The defendant argues that the Drinkard rule applies, that there was no reasonable cause to impound the vehicle, and that the search was constitutionally unreasonable. We would agree that under these facts the search was unreasonable, in violation of the Fourth Amendment of the U.S. Constitution and Article I, Section 7 of the Constitution of Tennessee, if the inventory search exception was the only basis upon which to analyze this search.
In addition to an inventory search, however, a warrantless search may take place incident to a lawful arrest. See New York v. Belton, 453 U.S. 454, 101 S.Ct. 2860, 69 L.Ed.2d 768 (1981). “[W]hen a policeman has made a lawful custodial arrest of the occupant of an automobile, he may, as a contemporaneous incident of that arrest, search the passenger compartment of that *296automobile.” Id. 453 U.S. at 460, 101 S.Ct. at 2864, 69 L.Ed.2d at 775 (footnotes omitted). In addition, a police officer may conduct a search of the passenger compartment of an automobile incident to an arrest even when the arrested person is neutralized in the back seat of a squad car. U.S. v. White, 871 F.2d 41, 44 (6th Cir.1989); State v. Reed, 634 S.W.2d 665, 666 (Tenn.Crim.App.1982).

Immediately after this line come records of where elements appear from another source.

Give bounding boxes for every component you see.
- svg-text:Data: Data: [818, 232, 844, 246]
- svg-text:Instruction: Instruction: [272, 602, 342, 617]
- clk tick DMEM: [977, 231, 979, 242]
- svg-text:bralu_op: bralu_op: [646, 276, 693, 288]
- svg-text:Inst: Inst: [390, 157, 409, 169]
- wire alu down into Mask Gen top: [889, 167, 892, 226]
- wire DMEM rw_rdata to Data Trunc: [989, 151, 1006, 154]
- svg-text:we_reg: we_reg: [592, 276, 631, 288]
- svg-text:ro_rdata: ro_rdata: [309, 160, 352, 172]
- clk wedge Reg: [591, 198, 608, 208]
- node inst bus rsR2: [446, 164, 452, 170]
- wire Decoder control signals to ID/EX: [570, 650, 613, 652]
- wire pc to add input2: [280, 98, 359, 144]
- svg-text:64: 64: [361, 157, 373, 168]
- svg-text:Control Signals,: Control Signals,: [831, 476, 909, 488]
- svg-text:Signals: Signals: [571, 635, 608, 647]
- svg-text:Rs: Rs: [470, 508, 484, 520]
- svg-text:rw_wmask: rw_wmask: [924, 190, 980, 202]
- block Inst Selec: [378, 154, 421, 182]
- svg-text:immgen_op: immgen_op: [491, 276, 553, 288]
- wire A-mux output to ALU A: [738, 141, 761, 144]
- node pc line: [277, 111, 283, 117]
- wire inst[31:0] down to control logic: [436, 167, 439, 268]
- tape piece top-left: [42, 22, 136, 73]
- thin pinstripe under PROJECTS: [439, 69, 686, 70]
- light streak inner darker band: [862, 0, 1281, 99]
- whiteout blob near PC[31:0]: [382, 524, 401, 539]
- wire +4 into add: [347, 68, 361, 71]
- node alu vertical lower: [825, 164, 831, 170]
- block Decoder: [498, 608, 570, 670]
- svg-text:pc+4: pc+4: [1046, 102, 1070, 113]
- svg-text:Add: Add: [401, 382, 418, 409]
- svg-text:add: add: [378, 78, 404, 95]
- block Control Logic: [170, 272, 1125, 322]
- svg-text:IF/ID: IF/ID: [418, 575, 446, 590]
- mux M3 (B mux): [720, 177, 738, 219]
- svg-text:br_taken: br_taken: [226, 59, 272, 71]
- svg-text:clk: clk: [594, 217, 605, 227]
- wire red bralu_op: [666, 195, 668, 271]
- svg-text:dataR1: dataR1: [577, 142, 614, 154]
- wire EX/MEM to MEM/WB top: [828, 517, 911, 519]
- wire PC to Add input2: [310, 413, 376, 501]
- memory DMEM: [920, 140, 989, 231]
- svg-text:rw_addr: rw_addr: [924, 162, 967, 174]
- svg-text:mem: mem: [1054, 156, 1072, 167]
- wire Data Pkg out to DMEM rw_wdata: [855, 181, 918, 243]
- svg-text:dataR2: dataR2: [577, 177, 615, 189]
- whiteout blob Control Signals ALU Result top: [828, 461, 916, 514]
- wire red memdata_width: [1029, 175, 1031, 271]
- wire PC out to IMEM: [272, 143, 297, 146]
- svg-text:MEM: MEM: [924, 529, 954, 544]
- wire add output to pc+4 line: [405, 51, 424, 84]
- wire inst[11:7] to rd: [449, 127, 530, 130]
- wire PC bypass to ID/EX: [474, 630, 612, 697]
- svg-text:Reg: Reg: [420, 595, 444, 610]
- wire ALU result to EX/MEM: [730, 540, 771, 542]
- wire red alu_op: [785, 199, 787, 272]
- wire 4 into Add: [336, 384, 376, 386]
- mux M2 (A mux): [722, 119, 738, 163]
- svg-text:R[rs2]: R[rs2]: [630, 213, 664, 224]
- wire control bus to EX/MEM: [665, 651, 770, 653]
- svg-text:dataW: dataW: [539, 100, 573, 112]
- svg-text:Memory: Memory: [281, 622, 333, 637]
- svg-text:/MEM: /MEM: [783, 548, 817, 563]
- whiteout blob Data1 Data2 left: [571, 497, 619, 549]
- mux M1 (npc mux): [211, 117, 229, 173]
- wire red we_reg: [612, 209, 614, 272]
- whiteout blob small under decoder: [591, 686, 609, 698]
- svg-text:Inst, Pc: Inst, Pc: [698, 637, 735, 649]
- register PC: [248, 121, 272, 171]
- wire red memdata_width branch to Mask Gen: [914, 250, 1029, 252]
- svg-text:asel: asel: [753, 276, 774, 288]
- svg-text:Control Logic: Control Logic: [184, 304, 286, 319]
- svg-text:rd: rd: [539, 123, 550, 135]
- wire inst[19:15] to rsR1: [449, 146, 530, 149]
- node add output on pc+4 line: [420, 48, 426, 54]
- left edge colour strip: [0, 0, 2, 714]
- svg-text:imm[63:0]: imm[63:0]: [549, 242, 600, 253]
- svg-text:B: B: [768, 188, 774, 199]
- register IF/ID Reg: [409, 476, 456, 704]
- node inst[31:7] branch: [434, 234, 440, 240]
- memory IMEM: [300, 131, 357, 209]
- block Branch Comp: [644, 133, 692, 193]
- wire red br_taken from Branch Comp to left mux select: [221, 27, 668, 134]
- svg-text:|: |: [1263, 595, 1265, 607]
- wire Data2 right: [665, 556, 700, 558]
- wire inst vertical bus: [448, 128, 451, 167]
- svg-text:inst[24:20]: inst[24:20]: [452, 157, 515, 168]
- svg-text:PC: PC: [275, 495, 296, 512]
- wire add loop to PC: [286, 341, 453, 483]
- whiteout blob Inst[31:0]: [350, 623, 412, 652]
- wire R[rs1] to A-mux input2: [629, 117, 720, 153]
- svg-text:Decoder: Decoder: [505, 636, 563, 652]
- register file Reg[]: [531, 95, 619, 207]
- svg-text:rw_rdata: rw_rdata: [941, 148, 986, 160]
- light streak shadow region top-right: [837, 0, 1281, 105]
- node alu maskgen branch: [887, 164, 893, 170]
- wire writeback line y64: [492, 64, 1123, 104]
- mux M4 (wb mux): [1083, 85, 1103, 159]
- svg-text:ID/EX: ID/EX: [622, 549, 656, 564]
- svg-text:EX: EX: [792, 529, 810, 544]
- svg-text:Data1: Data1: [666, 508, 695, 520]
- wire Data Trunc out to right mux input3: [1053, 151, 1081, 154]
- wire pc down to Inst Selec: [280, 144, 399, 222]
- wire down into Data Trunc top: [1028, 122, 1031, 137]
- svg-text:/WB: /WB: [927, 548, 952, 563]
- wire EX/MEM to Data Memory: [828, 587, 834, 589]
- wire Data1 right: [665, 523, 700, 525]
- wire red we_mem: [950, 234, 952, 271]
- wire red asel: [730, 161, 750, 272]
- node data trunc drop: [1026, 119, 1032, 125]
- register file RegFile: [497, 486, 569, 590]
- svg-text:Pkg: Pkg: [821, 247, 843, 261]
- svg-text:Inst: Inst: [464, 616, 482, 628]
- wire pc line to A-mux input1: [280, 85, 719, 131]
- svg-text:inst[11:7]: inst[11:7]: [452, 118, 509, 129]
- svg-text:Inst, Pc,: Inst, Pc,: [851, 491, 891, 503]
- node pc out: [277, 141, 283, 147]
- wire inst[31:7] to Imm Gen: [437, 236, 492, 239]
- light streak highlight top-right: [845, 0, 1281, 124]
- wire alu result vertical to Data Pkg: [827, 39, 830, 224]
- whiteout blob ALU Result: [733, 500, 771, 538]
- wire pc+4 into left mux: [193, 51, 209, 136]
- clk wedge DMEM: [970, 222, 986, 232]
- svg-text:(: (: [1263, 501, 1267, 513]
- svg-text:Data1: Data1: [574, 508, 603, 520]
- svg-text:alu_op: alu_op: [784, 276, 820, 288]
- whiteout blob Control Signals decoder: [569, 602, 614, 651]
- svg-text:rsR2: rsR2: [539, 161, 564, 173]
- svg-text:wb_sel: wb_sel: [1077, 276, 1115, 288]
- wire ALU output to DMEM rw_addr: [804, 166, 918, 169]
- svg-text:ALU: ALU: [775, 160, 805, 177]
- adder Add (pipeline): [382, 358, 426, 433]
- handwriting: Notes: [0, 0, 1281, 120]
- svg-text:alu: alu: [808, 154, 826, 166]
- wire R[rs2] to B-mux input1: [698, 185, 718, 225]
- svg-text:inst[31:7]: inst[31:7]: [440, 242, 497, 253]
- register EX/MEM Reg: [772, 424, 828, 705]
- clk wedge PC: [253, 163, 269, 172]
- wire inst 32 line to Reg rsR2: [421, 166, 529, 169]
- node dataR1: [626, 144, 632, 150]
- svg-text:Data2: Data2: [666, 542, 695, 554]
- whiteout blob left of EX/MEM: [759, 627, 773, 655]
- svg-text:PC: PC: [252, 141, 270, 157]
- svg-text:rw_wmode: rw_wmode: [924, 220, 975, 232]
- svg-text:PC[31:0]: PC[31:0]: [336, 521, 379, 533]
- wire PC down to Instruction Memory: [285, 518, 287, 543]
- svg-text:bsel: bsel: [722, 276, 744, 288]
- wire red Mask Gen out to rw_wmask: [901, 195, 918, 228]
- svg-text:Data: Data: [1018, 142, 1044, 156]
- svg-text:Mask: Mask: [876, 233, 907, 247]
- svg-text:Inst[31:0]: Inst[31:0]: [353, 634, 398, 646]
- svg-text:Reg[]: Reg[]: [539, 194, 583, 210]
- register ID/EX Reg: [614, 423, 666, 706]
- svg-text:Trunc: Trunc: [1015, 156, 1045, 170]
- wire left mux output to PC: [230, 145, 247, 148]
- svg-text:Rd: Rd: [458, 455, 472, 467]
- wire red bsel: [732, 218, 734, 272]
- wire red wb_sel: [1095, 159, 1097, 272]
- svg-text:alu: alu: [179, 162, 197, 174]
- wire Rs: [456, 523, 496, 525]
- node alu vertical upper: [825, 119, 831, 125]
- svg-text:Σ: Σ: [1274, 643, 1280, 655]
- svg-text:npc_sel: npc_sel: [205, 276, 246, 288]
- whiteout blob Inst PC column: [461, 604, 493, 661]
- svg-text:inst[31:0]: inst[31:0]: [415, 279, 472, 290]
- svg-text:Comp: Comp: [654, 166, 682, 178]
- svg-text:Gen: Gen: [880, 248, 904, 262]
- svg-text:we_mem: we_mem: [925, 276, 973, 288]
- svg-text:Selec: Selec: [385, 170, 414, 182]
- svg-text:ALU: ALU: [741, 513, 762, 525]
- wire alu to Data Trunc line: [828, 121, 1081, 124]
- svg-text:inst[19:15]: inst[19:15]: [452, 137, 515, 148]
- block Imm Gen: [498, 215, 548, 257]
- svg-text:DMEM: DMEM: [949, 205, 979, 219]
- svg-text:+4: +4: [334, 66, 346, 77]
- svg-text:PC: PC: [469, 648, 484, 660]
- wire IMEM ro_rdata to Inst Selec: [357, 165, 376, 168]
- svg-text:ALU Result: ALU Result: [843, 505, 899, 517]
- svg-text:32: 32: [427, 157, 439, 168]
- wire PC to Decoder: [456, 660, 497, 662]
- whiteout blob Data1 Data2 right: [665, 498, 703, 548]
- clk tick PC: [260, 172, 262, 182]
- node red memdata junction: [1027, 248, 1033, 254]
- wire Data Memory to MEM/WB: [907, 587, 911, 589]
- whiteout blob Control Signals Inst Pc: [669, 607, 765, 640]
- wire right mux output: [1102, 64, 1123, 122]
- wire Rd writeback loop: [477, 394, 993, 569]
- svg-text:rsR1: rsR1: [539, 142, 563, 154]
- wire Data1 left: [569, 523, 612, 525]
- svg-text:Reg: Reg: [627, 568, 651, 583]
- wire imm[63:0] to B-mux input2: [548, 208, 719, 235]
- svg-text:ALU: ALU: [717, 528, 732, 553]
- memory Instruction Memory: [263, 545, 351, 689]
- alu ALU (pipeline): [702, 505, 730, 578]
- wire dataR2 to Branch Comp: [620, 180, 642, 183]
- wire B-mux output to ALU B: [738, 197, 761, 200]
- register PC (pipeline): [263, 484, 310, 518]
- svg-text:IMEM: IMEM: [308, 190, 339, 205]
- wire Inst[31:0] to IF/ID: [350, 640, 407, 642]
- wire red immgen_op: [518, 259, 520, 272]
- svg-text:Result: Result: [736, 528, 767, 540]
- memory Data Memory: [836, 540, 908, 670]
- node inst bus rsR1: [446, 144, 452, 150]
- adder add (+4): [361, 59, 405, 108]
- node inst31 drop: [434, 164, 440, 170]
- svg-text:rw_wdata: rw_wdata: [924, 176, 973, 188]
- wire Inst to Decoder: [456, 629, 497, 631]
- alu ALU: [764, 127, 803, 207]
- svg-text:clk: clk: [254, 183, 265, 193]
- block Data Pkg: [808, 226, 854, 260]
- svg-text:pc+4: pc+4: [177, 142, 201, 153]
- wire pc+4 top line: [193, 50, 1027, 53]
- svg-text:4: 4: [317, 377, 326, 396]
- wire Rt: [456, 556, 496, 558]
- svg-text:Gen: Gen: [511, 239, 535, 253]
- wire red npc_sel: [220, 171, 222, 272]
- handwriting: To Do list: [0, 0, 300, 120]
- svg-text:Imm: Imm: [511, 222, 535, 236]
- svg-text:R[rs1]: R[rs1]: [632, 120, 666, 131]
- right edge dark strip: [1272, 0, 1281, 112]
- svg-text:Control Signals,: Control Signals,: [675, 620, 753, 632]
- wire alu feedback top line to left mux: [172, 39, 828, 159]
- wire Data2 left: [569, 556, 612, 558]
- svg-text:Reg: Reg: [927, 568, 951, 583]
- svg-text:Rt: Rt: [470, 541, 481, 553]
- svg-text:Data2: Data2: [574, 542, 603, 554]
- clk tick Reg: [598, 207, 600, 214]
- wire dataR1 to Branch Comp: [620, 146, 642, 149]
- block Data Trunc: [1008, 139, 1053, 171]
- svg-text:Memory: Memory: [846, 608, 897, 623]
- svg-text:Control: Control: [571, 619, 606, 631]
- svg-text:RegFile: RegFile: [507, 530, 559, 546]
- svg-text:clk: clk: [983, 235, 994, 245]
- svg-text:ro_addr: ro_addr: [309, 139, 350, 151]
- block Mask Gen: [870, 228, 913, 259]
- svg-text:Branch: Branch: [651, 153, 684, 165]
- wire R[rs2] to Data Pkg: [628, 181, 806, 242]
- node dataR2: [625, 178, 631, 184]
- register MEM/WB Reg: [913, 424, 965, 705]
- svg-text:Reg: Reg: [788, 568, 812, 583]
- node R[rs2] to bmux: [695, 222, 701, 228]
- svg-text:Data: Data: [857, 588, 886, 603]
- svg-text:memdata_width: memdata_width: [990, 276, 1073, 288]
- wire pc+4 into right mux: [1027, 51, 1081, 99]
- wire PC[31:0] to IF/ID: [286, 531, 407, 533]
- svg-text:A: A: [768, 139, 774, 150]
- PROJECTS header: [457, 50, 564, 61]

Under the facts of this case, we conclude that the stereo equalizer and the marijuana were discovered by the police officers in the automobile passenger compartment in the course of conducting a valid search incident to the defendant’s lawful arrest. The fact that Officer Maxwell said he and his partner began “inventorying” the defendant’s vehicle after his arrest, does not invalidate the search. Here, the search occurred on the scene immediately after the arrest and placement of the defendant in the police car. The search was of the automobile passenger compartment. Accordingly, it was not an inventory search but a search incident to a lawful arrest, and the police officers’ characterization of their action is not controlling of the type of search conducted.
Accordingly, because both the stop and search of the vehicle driven by the defendant were constitutionally permissible, we hold that the trial court correctly overruled the defendant’s motion to suppress the evidence obtained in the search.
Finally, the defendant contends that the evidence was insufficient to support the conviction and that the trial court erred in its response to questions from the jury during deliberations. We concur in the conclusion of the Court of Criminal Appeals that these issues are without merit.
Accordingly, we affirm the judgment of the Court of Criminal Appeals in all respects. The costs of this appeal are adjudged against the defendant.
REID, C.J., and DROWOTA, O’BRIEN and DAUGHTREY, JJ., concur.